Pada tahun 1996, pertumbuhan sector pertanian juga masih berkisar 3% pertahun,
sedangkan pada tahun 1997 sektor pertanian juga masih belum mengalami lonjakan
pertumbuhan yang berarti atau tumbuh tidak sampai mencapai 3% (Arifin, 2001).
Teori ekonomi pembangunan modern umumnya sepakat bahwa
semakin berkembang suatu Negara, maka akan semakin kecil kontribusi sector
pertanian atau sector tradisional dalam PDB. Jika pendapatan meningkat, maka
proporsi pengeluaran terhadap bahan makanan akan semakin menurun. Dalam
istilah ekonomi, elastisitas permintaan terhadap makanan semakin kecil dari
satu atau tidak elastis (inelastic). Karena fungsi sektor pertanian yang
paling penting dalah untuk menyediakan bahan-bahan makanan, maka peningkatan
terhadap bahan makanan tidaklah sebesar permintaan terhadap barang-barang hasil
industri dan jasa. Dengan sendirinya kontribusi sektor pertanian terhadap PDB
akan semakin kecil dengan semakin besarnya tingkat pendapatan pada sektor
non-pertanian.
Sebagai upaya untuk meningkatkan kontribusi sektor pertanian
dalam PDB khususnya dan gairah perekonomian pada umumnya, pemerintah harus
mampu menciptakan integrasi kebijakan industrialisasi nasional yang berbasis pada
pertanian. Kebijakan yang lebih memilih berpihak pada sector industri dengan
mengabaikan integrasi antara industri dan pertanian harus diubah.

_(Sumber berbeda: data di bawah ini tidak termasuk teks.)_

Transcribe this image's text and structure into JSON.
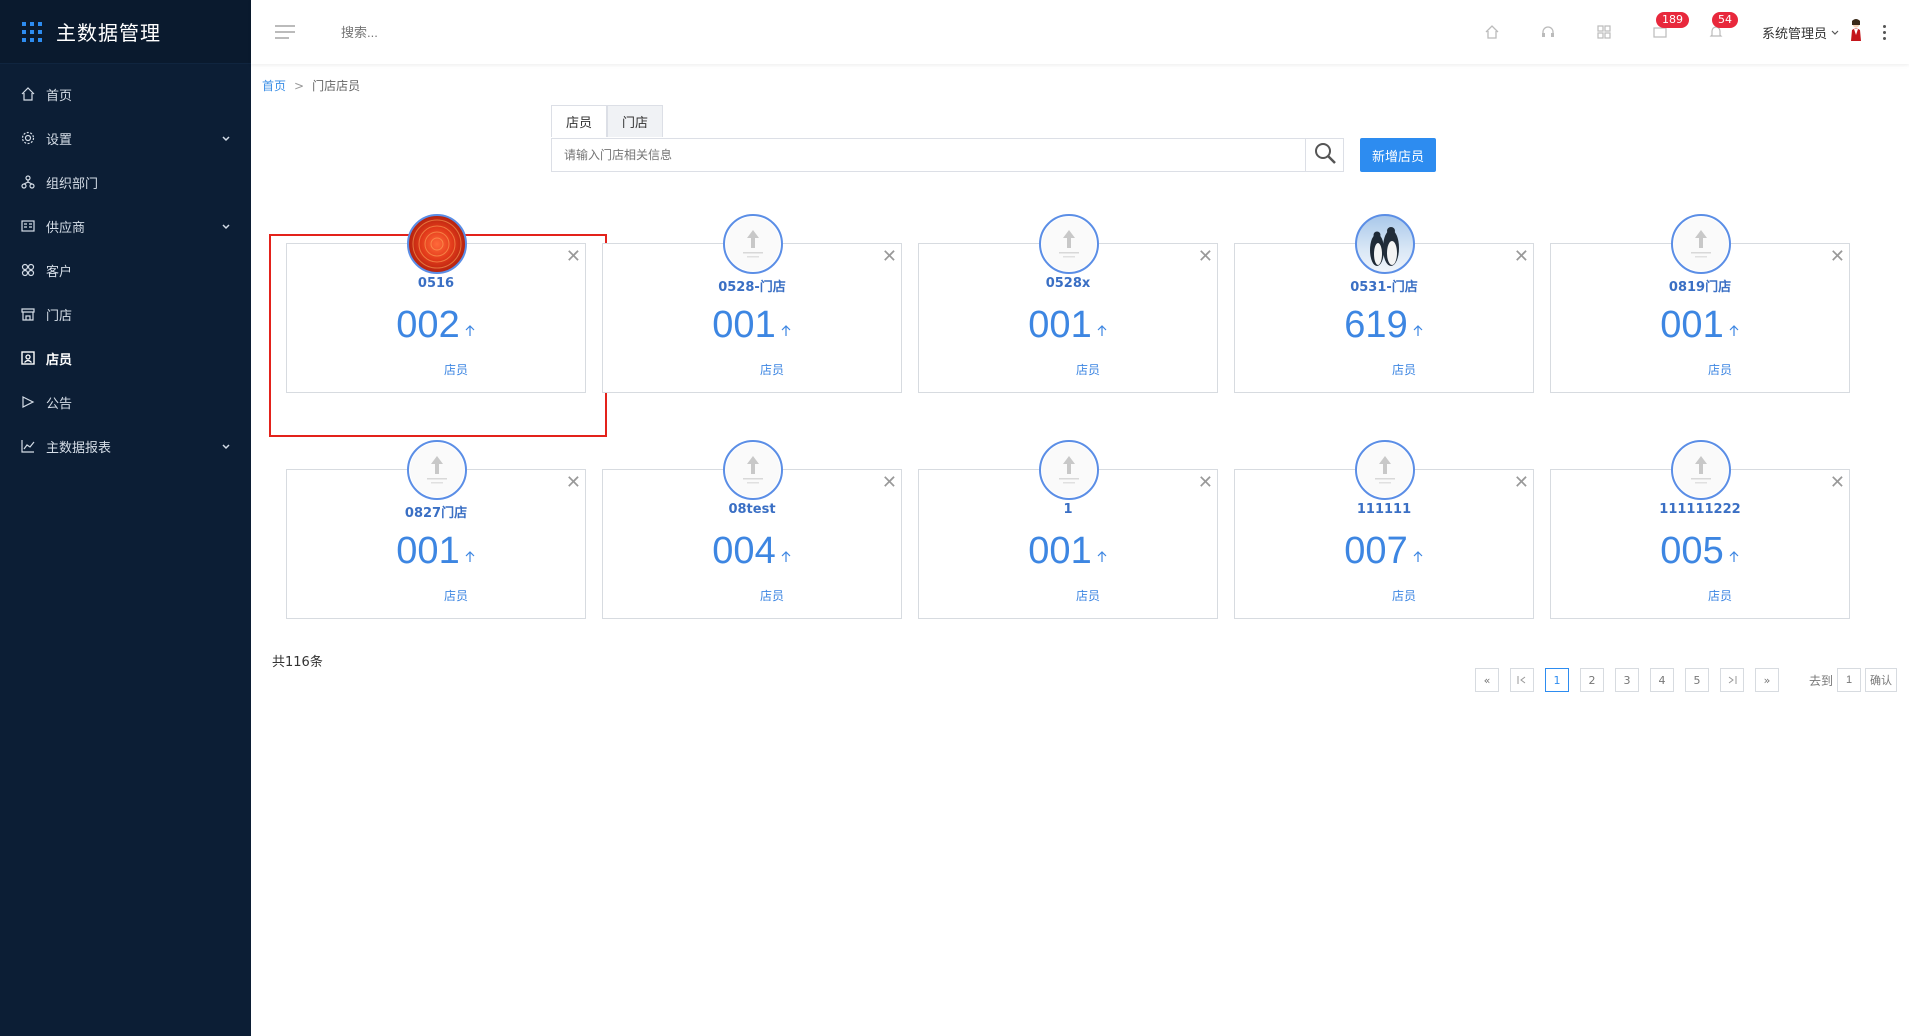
{
  "app": {
    "title": "主数据管理"
  },
  "sidebar": {
    "items": [
      {
        "label": "首页",
        "icon": "home-icon",
        "has_children": false,
        "active": false
      },
      {
        "label": "设置",
        "icon": "gear-icon",
        "has_children": true,
        "active": false
      },
      {
        "label": "组织部门",
        "icon": "org-chart-icon",
        "has_children": false,
        "active": false
      },
      {
        "label": "供应商",
        "icon": "id-card-icon",
        "has_children": true,
        "active": false
      },
      {
        "label": "客户",
        "icon": "customer-icon",
        "has_children": false,
        "active": false
      },
      {
        "label": "门店",
        "icon": "store-icon",
        "has_children": false,
        "active": false
      },
      {
        "label": "店员",
        "icon": "staff-icon",
        "has_children": false,
        "active": true
      },
      {
        "label": "公告",
        "icon": "announcement-icon",
        "has_children": false,
        "active": false
      },
      {
        "label": "主数据报表",
        "icon": "line-chart-icon",
        "has_children": true,
        "active": false
      }
    ]
  },
  "topbar": {
    "search_placeholder": "搜索...",
    "mail_badge": "189",
    "bell_badge": "54",
    "user_name": "系统管理员"
  },
  "breadcrumb": {
    "home": "首页",
    "separator": ">",
    "current": "门店店员"
  },
  "search": {
    "tabs": [
      "店员",
      "门店"
    ],
    "placeholder": "请输入门店相关信息",
    "add_button": "新增店员"
  },
  "cards": [
    {
      "name": "0516",
      "count": "002",
      "label": "店员",
      "avatar": "red",
      "selected": true
    },
    {
      "name": "0528-门店",
      "count": "001",
      "label": "店员",
      "avatar": "default",
      "selected": false
    },
    {
      "name": "0528x",
      "count": "001",
      "label": "店员",
      "avatar": "default",
      "selected": false
    },
    {
      "name": "0531-门店",
      "count": "619",
      "label": "店员",
      "avatar": "penguin",
      "selected": false
    },
    {
      "name": "0819门店",
      "count": "001",
      "label": "店员",
      "avatar": "default",
      "selected": false
    },
    {
      "name": "0827门店",
      "count": "001",
      "label": "店员",
      "avatar": "default",
      "selected": false
    },
    {
      "name": "08test",
      "count": "004",
      "label": "店员",
      "avatar": "default",
      "selected": false
    },
    {
      "name": "1",
      "count": "001",
      "label": "店员",
      "avatar": "default",
      "selected": false
    },
    {
      "name": "111111",
      "count": "007",
      "label": "店员",
      "avatar": "default",
      "selected": false
    },
    {
      "name": "111111222",
      "count": "005",
      "label": "店员",
      "avatar": "default",
      "selected": false
    }
  ],
  "total_text": "共116条",
  "pagination": {
    "first": "«",
    "prev": "«",
    "pages": [
      "1",
      "2",
      "3",
      "4",
      "5"
    ],
    "current": "1",
    "next": "»",
    "last": "»",
    "goto_label": "去到",
    "goto_value": "1",
    "confirm": "确认"
  },
  "colors": {
    "sidebar_bg": "#0c1e35",
    "accent": "#2d8cf0",
    "highlight": "#e3221b",
    "badge": "#e8283c"
  }
}
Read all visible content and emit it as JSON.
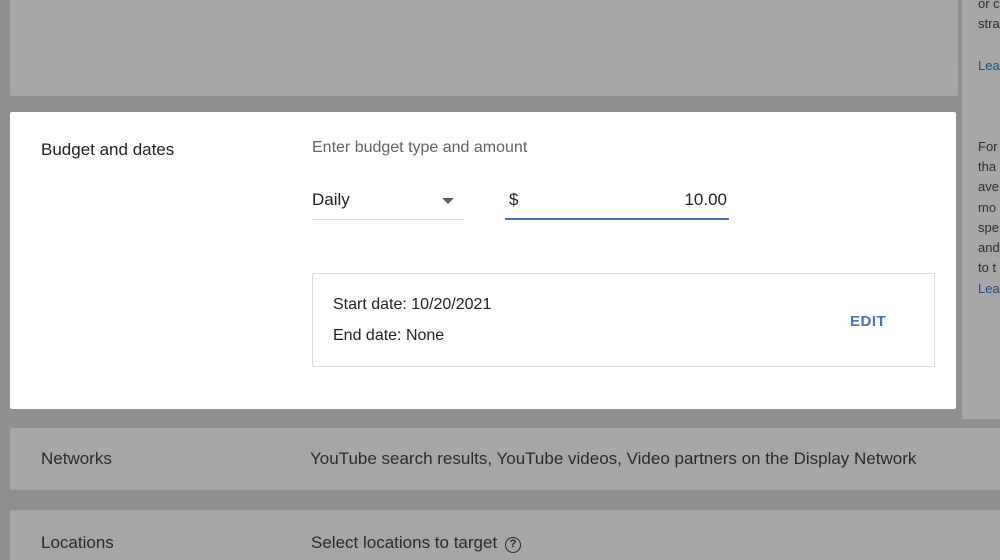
{
  "side_panel": {
    "top_lines": [
      "or c",
      "stra"
    ],
    "top_link": "Lea",
    "budget_lines": [
      "For",
      "tha",
      "ave",
      "mo",
      "spe",
      "and",
      "to t"
    ],
    "budget_link": "Lea"
  },
  "budget": {
    "title": "Budget and dates",
    "prompt": "Enter budget type and amount",
    "budget_type": "Daily",
    "currency_symbol": "$",
    "amount": "10.00",
    "start_date": "Start date: 10/20/2021",
    "end_date": "End date: None",
    "edit_label": "EDIT"
  },
  "networks": {
    "title": "Networks",
    "value": "YouTube search results, YouTube videos, Video partners on the Display Network"
  },
  "locations": {
    "title": "Locations",
    "value": "Select locations to target",
    "help_glyph": "?"
  },
  "colors": {
    "accent": "#4a6fbf",
    "overlay": "#8f8f8f"
  }
}
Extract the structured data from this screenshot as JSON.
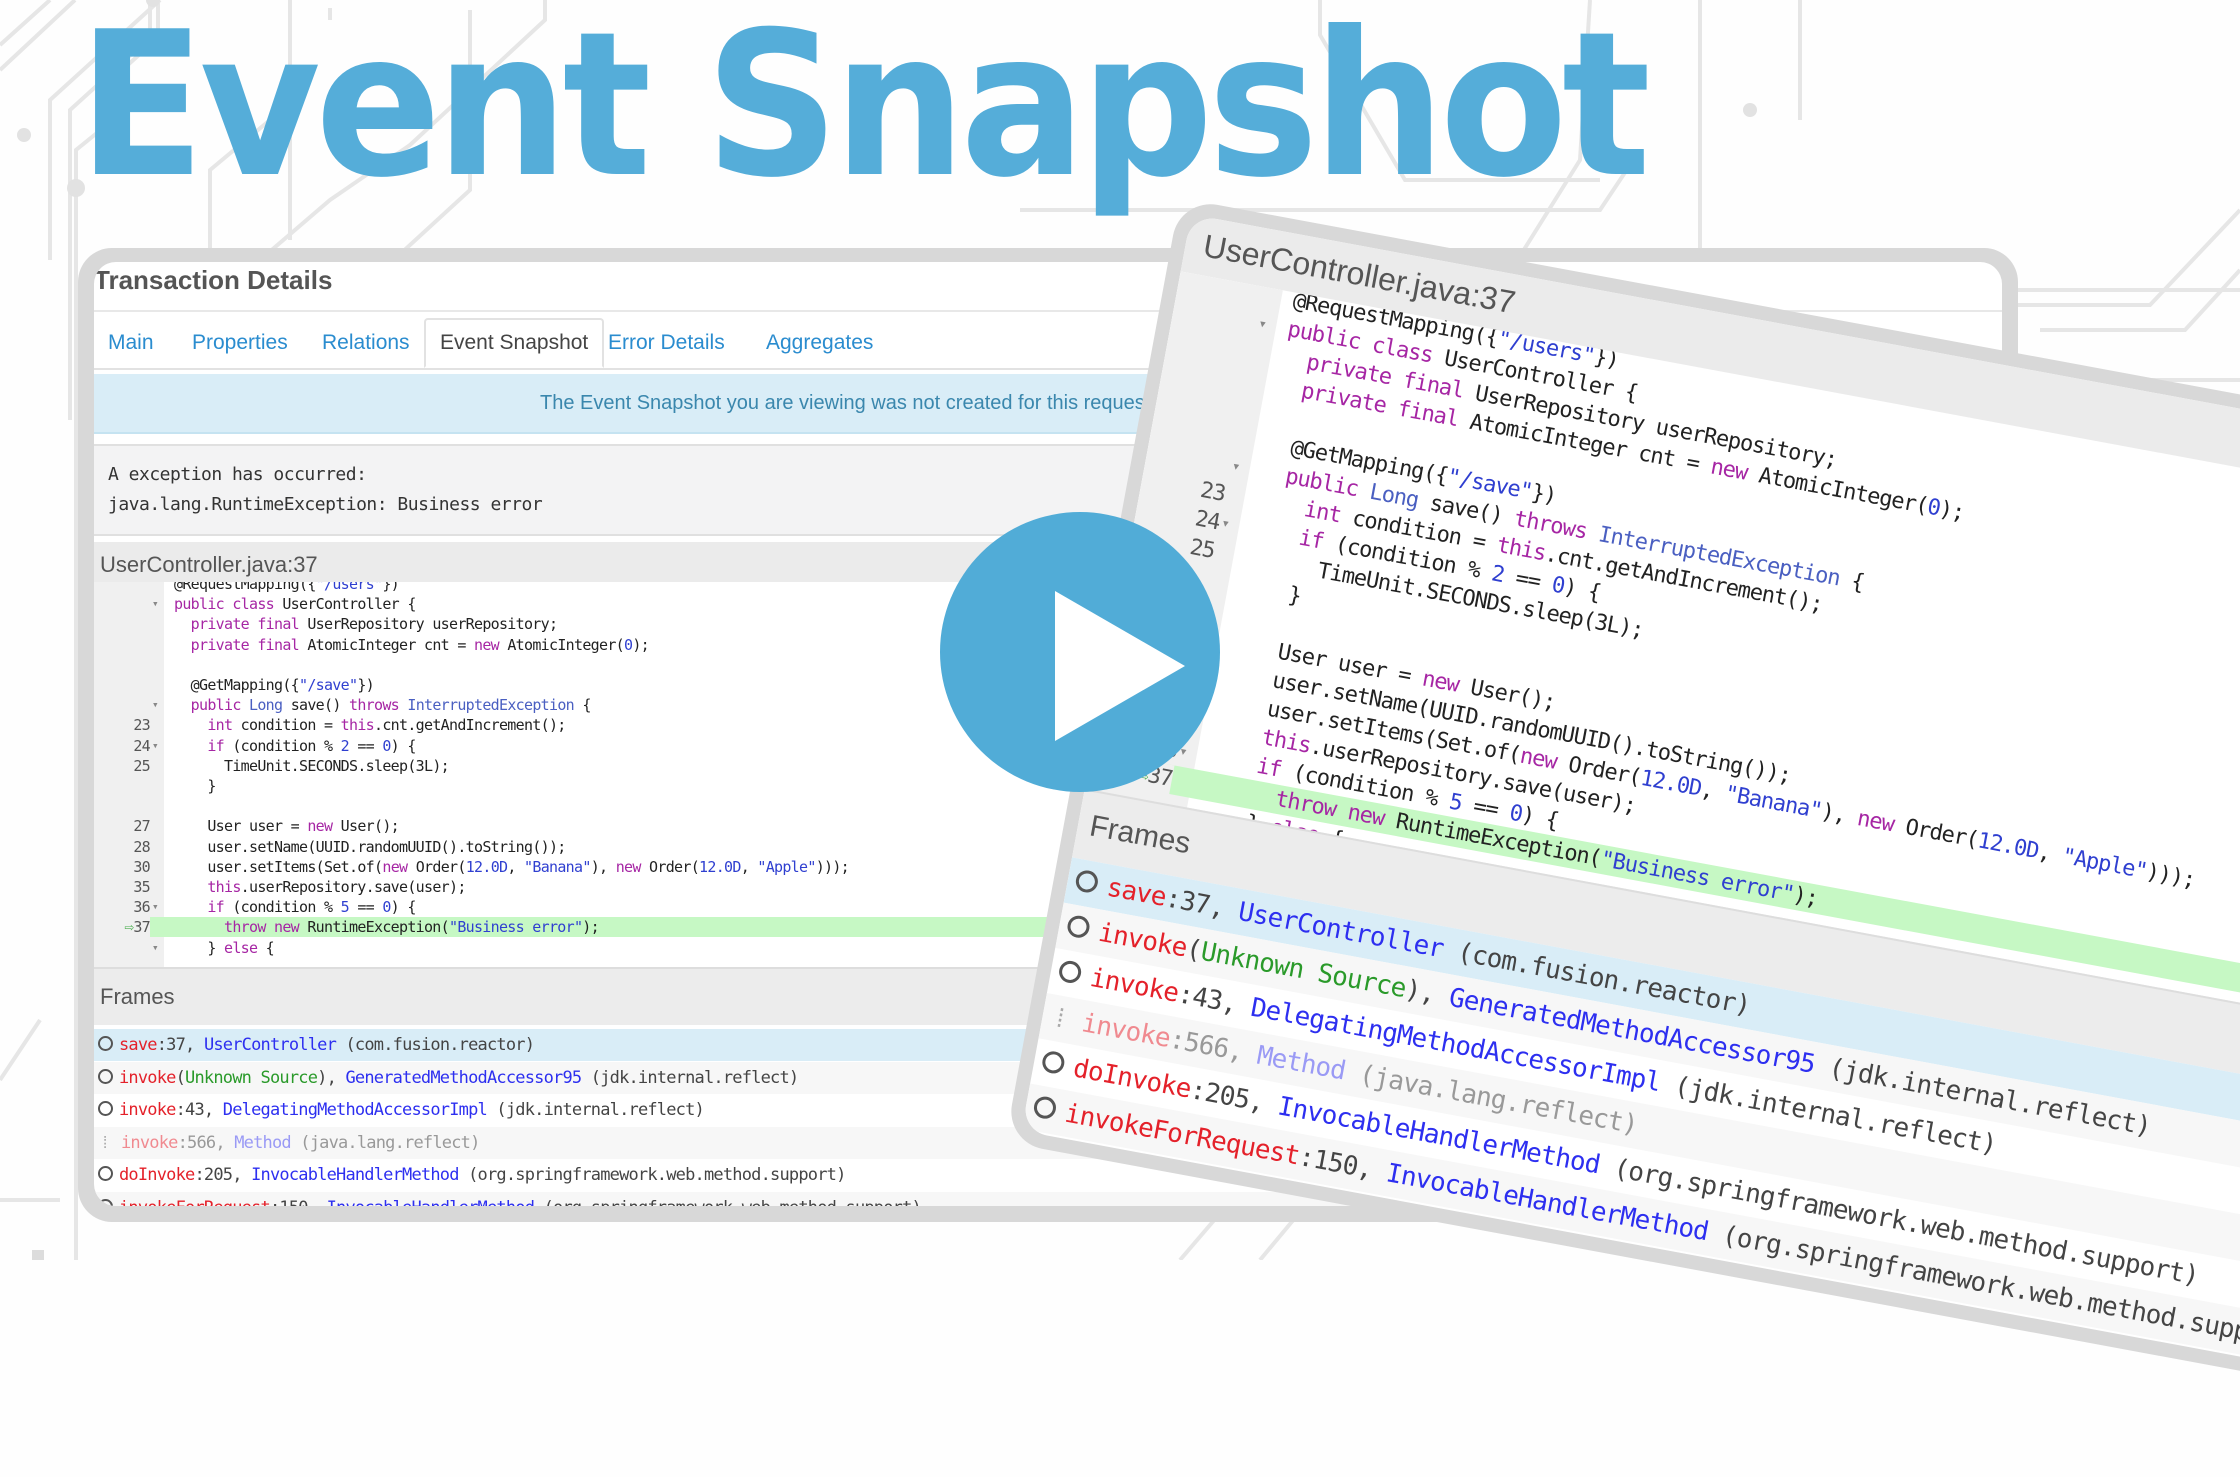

Pengambil
kebijakan selama ini menganggap bahwa pembangunan adalah identik dengan
pertumbuhan ekonomi sehingga kebijakan yang diambil juga, menurut Lypton dalam
Momose (2001), adalah bias perkotaan yang dicirikan: 1) mempriorotaskan
industri daripada pertanian, 2) pengalokasian sumberdaya yang lebih besar ke
masyarakat kota daripada masyarakat desa, 3) memprioritaskan industri daripada
pertanian.
Sebagai Negara agraris seharusnya sektor pertanian
diprioritaskan lebih dulu, jika industrialisasi akan dilakukan. Keberhasilan
sektor industri tergantung dari suatu pembangunan pertanian yang dapat menjadi
landasan pertumbuhan ekonomi. Menurut rahardjo (1990) ada dua alasan mengapa
sektor pertanian harus dibangun terlebih dahulu:
1. Barang-barang
hasil industri memerlukan dukungan daya beli masyarakat petani yang merupakan
mayoritas penduduk Indonesia, maka pendapatan mereka perlu ditingkatkan melalui
pembangunan pertanian.
2. Industri
juga membutuhkan bahan mentah yang berasal dari sector pertanian dan karena itu
produksi hasil pertanian menjadi basis bagi pertumbuhan industri itu sendiri.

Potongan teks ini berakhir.